NLMS 2017 Reid MacCluggage
Black Maritime History Scholarship
for High School Juniors & Seniors
Write an essay, short story, poem, play, movie script or Novella about the African-American experience in the maritime world for the chance to win a $1000 scholarship!
Attention: High School Juniors and Seniors
New London Maritime Society announces that applications will be accepted for the 2017 Reid MacCluggage Black Maritime History Scholarship through February 28, 2017.
The Reid MacCluggage Black Maritime History Award was established to foster an awareness of the experience of African-Americans in the context of maritime history. It honors the commitment of Reid MacCluggage, the editor and publisher of The Day newspaper from 1984-2001, to the development of multicultural awareness and excellent writing skills in students.
Junior and senior high-school students in good standing at one of the following high schools may enter to the writing competition: East Lyme, Grasso Tech., Fisher's Island, Fitch, Griswold, Ledyard, Lyme-Old Lyme, Marine Science Magnet High School, Montville, New London, NFA, Norwich Regional Tech., St. Bernard's, Stonington, Three Rivers Middle College Magnet High School, Williams School, Waterford, Wheeler. Students submit an original essay, short story, novella, play, movie script or poem based on the theme: the African-American experience in the maritime world. There are no restrictions on the length or scope of the piece, but all entries must be typed and include a complete list of all primary and secondary research sources. Additionally, each entry must be accompanied by a cover page, stating the student's name, address and telephone number, as well as the name of the high school he or she attends, and a brief abstract describing the intent/content of the piece.
All entries must be received at the Custom House Maritime Museum, 150 Bank Street, New London, CT 06320, by 5:00 pm on Tuesday, February 28, 2017.
If the entry is submitted by mail, it must be postmarked no later than Tuesday, February 28, 2017.
Mail to: New London Maritime Society, Reid MacCluggage Scholarship, 150 Bank Street, New London, CT 06320.
Questions may be sent to Susan at the Custom House Maritime Museum, 860-447-2501.
Following review by a panel of distinguished judges from the community, a scholarship of $1000 will be awarded for the most outstanding entry, and a scholarship of $500 for second place. Winners will be contacted directly, and will receive the awards at his or her high school awards night.
We invite students to start their research at the New London Maritime Society's Frank L. McGuire Maritime Research Library, which contains books and manuscripts on topics related to black maritime history, the Amistad incident, and many aspects of local maritime history. Please call 860-447-2501 to make a reservation to work in the NLMS library.
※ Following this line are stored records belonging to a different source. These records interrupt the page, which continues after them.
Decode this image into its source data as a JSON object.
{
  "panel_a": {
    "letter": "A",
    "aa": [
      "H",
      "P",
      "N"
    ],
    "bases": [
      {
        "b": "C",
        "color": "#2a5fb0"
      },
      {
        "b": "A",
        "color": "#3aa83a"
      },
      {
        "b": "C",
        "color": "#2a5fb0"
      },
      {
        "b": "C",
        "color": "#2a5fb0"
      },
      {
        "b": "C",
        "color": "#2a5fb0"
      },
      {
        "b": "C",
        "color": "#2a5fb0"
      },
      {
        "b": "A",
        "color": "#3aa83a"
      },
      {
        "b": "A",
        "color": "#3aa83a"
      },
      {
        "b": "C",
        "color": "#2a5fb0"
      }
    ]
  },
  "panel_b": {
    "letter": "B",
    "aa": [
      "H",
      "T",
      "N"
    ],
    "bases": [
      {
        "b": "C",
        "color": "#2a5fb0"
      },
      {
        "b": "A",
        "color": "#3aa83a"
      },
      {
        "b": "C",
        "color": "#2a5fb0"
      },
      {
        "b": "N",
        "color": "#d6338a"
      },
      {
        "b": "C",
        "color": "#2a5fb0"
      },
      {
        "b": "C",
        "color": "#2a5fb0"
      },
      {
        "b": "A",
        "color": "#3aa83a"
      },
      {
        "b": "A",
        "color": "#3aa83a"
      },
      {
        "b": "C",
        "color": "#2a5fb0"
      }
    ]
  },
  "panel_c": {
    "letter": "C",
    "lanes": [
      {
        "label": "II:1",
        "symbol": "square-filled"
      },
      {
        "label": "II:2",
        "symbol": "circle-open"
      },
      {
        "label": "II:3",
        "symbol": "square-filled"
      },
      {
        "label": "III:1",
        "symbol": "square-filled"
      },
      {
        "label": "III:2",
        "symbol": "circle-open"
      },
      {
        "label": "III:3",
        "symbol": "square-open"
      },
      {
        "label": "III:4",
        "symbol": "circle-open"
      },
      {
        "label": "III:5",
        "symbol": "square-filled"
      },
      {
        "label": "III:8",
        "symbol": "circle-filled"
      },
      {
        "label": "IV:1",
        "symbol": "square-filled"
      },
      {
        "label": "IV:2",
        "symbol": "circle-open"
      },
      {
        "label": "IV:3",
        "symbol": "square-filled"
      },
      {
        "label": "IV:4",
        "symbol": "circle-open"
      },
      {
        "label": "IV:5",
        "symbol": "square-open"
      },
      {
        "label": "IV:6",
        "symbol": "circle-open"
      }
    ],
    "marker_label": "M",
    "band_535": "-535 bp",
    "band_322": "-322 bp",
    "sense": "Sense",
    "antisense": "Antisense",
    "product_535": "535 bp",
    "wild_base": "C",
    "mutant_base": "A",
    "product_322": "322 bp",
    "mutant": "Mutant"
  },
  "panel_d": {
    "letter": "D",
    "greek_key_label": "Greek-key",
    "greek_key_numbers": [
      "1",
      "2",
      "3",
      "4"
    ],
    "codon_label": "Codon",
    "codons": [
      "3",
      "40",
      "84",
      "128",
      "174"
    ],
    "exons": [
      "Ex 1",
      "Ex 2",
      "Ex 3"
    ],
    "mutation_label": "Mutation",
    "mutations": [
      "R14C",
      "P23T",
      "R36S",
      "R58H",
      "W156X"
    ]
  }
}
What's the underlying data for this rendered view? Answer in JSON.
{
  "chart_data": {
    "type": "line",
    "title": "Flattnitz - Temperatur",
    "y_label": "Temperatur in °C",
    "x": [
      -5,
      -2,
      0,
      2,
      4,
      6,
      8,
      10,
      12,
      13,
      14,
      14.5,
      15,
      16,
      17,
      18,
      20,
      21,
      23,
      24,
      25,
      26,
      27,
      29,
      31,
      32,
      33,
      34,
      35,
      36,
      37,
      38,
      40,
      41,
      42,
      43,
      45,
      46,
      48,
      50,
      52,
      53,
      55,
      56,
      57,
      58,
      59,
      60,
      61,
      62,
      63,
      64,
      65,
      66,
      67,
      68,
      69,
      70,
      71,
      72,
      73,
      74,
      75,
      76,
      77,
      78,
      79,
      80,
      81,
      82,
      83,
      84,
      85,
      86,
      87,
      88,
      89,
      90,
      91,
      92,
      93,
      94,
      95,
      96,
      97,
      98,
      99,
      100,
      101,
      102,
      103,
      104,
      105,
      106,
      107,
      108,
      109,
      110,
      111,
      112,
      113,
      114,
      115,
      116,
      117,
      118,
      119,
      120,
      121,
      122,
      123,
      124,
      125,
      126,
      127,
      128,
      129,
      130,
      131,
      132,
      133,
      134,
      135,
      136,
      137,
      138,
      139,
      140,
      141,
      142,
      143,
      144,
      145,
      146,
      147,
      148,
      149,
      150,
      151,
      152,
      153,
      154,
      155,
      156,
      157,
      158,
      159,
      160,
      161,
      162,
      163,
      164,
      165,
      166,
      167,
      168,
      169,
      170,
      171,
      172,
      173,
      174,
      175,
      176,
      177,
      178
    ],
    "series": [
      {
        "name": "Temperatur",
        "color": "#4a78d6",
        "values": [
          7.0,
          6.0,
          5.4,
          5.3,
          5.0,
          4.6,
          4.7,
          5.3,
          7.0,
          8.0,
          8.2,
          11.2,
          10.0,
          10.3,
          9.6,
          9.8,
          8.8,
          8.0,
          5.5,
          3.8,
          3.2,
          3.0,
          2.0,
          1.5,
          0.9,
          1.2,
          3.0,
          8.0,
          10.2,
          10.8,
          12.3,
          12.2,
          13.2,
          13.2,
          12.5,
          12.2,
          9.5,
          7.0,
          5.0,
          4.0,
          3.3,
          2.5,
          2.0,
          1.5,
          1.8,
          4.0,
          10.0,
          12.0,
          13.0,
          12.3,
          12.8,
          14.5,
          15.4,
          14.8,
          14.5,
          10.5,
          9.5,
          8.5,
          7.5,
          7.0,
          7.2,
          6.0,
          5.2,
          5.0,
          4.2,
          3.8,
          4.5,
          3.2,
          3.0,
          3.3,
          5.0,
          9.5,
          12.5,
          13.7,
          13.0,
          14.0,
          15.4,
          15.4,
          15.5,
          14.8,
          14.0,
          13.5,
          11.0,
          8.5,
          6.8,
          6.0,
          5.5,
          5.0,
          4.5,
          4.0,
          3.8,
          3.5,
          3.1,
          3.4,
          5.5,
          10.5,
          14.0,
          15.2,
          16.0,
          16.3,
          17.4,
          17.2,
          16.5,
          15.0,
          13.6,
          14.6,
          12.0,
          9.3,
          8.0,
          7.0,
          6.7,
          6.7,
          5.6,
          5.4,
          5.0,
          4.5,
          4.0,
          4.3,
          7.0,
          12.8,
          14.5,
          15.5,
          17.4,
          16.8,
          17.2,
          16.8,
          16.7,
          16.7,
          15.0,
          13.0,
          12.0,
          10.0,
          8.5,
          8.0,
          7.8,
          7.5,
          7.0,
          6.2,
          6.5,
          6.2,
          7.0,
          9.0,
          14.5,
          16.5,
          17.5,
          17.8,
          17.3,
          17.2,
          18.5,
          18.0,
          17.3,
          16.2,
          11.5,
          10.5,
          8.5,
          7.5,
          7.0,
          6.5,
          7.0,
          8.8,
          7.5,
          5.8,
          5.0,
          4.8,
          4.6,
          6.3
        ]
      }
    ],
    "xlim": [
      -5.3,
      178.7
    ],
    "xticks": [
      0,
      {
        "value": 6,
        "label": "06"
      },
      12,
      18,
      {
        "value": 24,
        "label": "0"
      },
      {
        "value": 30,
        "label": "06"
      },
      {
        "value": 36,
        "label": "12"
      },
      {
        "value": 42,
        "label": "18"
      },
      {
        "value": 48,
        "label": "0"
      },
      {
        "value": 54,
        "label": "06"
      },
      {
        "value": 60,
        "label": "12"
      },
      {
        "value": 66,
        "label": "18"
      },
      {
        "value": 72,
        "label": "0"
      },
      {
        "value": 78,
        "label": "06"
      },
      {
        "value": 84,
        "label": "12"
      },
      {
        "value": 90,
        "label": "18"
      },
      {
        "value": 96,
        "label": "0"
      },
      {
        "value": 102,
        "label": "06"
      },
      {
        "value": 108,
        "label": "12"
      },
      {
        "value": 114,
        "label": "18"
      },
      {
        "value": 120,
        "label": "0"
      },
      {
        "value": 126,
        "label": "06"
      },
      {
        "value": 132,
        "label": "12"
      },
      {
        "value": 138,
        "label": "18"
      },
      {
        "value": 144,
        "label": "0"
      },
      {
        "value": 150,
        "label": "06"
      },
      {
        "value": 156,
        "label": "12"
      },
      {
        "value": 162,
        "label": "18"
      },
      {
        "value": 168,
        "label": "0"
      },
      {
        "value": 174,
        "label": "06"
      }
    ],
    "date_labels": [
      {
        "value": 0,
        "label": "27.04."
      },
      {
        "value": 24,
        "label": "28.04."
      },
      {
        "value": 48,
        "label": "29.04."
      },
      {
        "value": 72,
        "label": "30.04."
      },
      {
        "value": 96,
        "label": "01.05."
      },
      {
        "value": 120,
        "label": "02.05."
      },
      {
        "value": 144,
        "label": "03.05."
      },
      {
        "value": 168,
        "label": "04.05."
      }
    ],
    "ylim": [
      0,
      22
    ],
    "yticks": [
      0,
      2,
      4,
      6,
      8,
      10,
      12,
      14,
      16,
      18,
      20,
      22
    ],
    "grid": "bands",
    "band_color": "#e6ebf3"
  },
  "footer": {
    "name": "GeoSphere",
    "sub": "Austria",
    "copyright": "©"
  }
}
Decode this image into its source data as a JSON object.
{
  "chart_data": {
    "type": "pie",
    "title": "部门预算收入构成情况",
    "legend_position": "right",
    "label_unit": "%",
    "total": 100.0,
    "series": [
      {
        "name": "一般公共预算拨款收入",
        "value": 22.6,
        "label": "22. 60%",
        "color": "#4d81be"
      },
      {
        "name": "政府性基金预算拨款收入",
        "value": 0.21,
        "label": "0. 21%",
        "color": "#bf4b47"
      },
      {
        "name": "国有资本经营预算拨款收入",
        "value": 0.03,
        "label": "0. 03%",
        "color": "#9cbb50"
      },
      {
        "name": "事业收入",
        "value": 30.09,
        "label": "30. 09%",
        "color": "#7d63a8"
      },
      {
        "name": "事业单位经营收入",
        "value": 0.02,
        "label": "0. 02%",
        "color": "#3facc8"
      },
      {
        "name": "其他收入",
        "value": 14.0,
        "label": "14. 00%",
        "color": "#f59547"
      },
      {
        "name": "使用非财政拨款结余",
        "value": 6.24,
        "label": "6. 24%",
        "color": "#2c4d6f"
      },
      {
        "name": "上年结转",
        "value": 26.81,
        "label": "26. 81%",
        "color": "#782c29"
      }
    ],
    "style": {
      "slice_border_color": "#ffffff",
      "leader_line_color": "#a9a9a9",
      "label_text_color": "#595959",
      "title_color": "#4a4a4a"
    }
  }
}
SPONSORED BY NEW LONDON MARITIME SOCIETY, INC.
In 1839, New London and its U.S. Custom House, now the Custom House Maritime Museum, played a small but significant role in the abolition of slavery in the United States--in particular, in the story of the Amistad.
As you may be aware, the original La Amistad was a Cuban ship that sailed from Havana in 1839 on the voyage that gave rise to the famous U.S. Supreme Court case - the first such case to set African captives free.
It was in New London where an early important step towards setting the captives free was taken. New London is the only American port to which the original La Amistad ever sailed, New London is where abolitionist Dwight Janes first sounded the alarm in defense of the ship's captives, and it was at New London's U.S. Custom House where, ultimately, the ship & its cargo were auctioned off after the conclusion of the trial.
We should always remember: one individual, standing up for what is right, can make a difference.
Today at the Custom House, we tell the Amistad story with the permanent exhibition Amistad: A True Story of Freedom, and with special programs. The Custom House Maritime Museum is both a Connecticut Freedom Trail site and one of two Connecticut sites on the National Underground Railroad Network to Freedom.